Finanzkrise: Landkreise sehen Pflichtaufgaben in großer Gefahr
Nordost-Niedersachsen – Die finanzielle Lage ist vielerorts schon jetzt dramatisch: Kommunen in Niedersachsen steuern auf eine große Finanzkrise zu. Allein in den elf Landkreisen im Nordosten Niedersachsens werden die Schulden im Jahr 2028 auf mindestens 2,36 Mrd. Euro (Vergleich 2024: ca. 1,13 Mrd. Euro) ansteigen. Die Landrätin und Landräte der Landkreise Celle, Cuxhaven, Harburg, Heidekreis, Lüchow-Dannenberg, Lüneburg, Osterholz, Rotenburg (Wümme), Stade, Uelzen und Verden fordern daher das Land in einem gemeinsamen Appell zum dringenden Handeln auf.
„Statt notwendige Investitionen für Schulen, Straßen und energetische Sanierung zu finanzieren, müssen Kommunen jetzt absehbar Konzepte zur Haushaltssicherung erarbeiten.
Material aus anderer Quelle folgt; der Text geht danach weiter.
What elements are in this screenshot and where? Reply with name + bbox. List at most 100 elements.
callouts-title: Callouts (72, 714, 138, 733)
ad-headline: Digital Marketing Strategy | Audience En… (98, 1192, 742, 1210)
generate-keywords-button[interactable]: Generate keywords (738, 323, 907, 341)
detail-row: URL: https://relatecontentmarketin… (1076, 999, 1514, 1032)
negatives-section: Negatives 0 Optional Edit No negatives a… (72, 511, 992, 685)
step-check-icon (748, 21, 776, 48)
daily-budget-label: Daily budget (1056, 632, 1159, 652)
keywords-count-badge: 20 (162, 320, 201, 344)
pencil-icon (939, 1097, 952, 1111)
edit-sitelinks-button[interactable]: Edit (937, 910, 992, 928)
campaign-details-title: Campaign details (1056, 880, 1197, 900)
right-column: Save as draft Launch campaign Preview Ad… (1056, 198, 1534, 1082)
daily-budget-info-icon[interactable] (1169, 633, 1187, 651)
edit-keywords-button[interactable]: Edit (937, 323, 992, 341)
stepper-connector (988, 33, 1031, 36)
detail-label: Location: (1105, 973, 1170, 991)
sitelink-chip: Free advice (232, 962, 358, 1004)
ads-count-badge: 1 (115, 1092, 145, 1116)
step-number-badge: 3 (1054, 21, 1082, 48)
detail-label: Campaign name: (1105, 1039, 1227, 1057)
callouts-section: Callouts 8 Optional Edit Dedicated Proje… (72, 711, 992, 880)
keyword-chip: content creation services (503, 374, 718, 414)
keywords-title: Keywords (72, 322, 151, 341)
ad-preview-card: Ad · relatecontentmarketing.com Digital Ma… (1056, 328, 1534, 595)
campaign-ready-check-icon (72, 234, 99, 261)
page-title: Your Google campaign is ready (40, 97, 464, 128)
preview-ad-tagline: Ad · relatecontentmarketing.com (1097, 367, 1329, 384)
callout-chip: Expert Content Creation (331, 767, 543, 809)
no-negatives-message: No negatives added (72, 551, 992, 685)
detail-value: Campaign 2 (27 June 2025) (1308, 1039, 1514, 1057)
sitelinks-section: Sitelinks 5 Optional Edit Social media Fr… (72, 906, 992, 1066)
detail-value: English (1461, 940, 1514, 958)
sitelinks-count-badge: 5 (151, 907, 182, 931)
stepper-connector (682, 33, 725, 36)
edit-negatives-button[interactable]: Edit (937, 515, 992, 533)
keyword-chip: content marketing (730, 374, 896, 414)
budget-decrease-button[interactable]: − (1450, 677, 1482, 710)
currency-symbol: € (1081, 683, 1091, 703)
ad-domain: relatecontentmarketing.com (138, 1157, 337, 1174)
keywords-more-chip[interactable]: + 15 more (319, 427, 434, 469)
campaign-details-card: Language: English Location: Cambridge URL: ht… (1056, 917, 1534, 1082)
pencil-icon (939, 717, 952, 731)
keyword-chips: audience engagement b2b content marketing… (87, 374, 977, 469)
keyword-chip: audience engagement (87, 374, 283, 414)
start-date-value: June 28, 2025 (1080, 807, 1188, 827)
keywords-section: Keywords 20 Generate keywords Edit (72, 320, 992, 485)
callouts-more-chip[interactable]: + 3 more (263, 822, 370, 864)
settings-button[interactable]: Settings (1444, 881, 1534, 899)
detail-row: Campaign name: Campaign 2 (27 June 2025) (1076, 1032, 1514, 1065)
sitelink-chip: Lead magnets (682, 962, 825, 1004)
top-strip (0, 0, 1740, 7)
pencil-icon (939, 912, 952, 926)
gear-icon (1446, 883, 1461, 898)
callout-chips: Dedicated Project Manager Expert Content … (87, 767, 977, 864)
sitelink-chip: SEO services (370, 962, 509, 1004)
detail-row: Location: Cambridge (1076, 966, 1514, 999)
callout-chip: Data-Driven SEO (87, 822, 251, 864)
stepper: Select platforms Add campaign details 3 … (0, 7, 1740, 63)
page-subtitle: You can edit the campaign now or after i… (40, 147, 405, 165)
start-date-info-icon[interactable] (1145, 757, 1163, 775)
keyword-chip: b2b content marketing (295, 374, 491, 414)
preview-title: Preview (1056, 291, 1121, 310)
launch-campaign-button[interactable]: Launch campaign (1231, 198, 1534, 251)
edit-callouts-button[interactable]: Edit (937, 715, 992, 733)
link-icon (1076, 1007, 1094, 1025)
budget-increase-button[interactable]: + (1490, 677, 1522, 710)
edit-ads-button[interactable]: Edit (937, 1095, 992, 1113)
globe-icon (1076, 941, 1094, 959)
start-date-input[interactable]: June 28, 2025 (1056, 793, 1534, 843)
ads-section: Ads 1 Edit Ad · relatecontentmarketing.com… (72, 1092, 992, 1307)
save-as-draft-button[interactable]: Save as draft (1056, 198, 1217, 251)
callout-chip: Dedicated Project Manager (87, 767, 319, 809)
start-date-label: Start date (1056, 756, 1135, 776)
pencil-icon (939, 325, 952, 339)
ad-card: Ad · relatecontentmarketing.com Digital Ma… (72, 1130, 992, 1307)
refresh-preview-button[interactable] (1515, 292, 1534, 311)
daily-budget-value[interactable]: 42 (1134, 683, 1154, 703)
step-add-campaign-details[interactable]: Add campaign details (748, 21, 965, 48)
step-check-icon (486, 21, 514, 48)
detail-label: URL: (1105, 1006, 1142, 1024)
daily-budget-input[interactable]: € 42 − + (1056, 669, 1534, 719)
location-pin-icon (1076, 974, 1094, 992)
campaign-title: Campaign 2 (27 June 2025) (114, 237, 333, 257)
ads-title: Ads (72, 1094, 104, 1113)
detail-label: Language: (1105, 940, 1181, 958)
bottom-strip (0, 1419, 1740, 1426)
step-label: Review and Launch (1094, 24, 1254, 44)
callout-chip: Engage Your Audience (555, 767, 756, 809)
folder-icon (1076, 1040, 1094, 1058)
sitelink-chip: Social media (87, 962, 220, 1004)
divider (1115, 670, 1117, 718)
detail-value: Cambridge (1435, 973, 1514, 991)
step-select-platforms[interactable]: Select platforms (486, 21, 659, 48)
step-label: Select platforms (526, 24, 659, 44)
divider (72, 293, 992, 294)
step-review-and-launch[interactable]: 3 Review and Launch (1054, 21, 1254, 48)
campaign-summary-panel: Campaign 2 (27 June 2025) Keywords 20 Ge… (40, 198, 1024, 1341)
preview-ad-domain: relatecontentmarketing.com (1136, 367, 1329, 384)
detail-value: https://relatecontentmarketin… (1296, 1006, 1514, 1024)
Wir baden politische Versprechungen von Bund und Land aus, die nicht ausfinanziert sind“, beschreibt Rainer Rempe, Landrat des Landkreises Harburg und Vorsitzender der Landrätekonferenz Lüneburg-Stade die Situation.
Als Beispiele für die unkontrollierte Ausgabenentwicklung nennen die Hauptverwaltungsbeamten unter anderem gestiegene Transferleistungen im Sozialbereich und Aufwendungen der Eingliederungshilfe, die für einzelne kommunale Haushalte eine Mehrbelastung von 30 Prozent bedeuten.
Aufwendungen für Kindertagesbetreuung, aber auch Jugendhilfe, das Wohngeld PLUS oder die staatliche Aufgabenwahrnehmung für Lebensmittel- und Veterinärverwaltung stellen ebenfalls eine zunehmende finanzielle Belastung für die kommunale Seite dar, die bei weitem nicht auskömmlich finanziert ist.
Dass das Land Niedersachsen neben den vielen bereits genannten Beispielen – und da sind Themen wie Flüchtlingsunterbringung oder zusätzliches Personal für die steigenden Einbürgerungsverfahren nicht aufgeführt – zusätzlich seit Jahrzehnten den niedrigsten kommunalen Finanzausgleich pro Kopf aller 13 Flächenländer aufweist, fast 300 EUR je Einwohner unter Bundesdurchschnitt, ist eine weitere Erklärung für die Finanznot der Kommunen.
Deutlich gestiegene Personal-, Energie- und Herstellungskosten verschärfen die Situation zusätzlich. Die Landrätin und Landräte mahnen: Das Zusammenstreichen von freiwilligen Leistungen, die der Unterstützung von Vereinen oder gesundheitlichen Beratungsangeboten dienen, wird die Millionendefizite in keiner Weise auffangen, denn sie machen nur einen vergleichsweise kleinen Anteil an den Ausgaben in den Landkreisen und kreisfreien Städten aus. Sie sehen inzwischen auch die Erfüllung von Pflichtaufgaben zukünftig massiv gefährdet.
Die Konferenz begrüßt die Forderung des Niedersächsischen Landkreistags, Überschüsse des Landeshaushalts in zu erwartender Milliardenhöhe auch zur Linderung kommunaler Finanznöte zu verwenden, anstatt diese – wie im Vorjahr – der Landesrücklage zuzuführen. Mit Blick auf künftige Haushalte bedarf es ihrer Meinung nach jedoch einer grundsätzlichen Korrektur. „Es muss Schluss sein mit dem Abwälzen von Kosten für politische Versprechungen auf die Kommunen. Wir brauchen eine gerechtere Mittelverteilung im kommunalen Finanzausgleich. Die Streichung freiwilliger Leistungen zu Lasten des Gemeinwohls darf dafür keine Bedingung sein“, erklärt Rainer Rempe.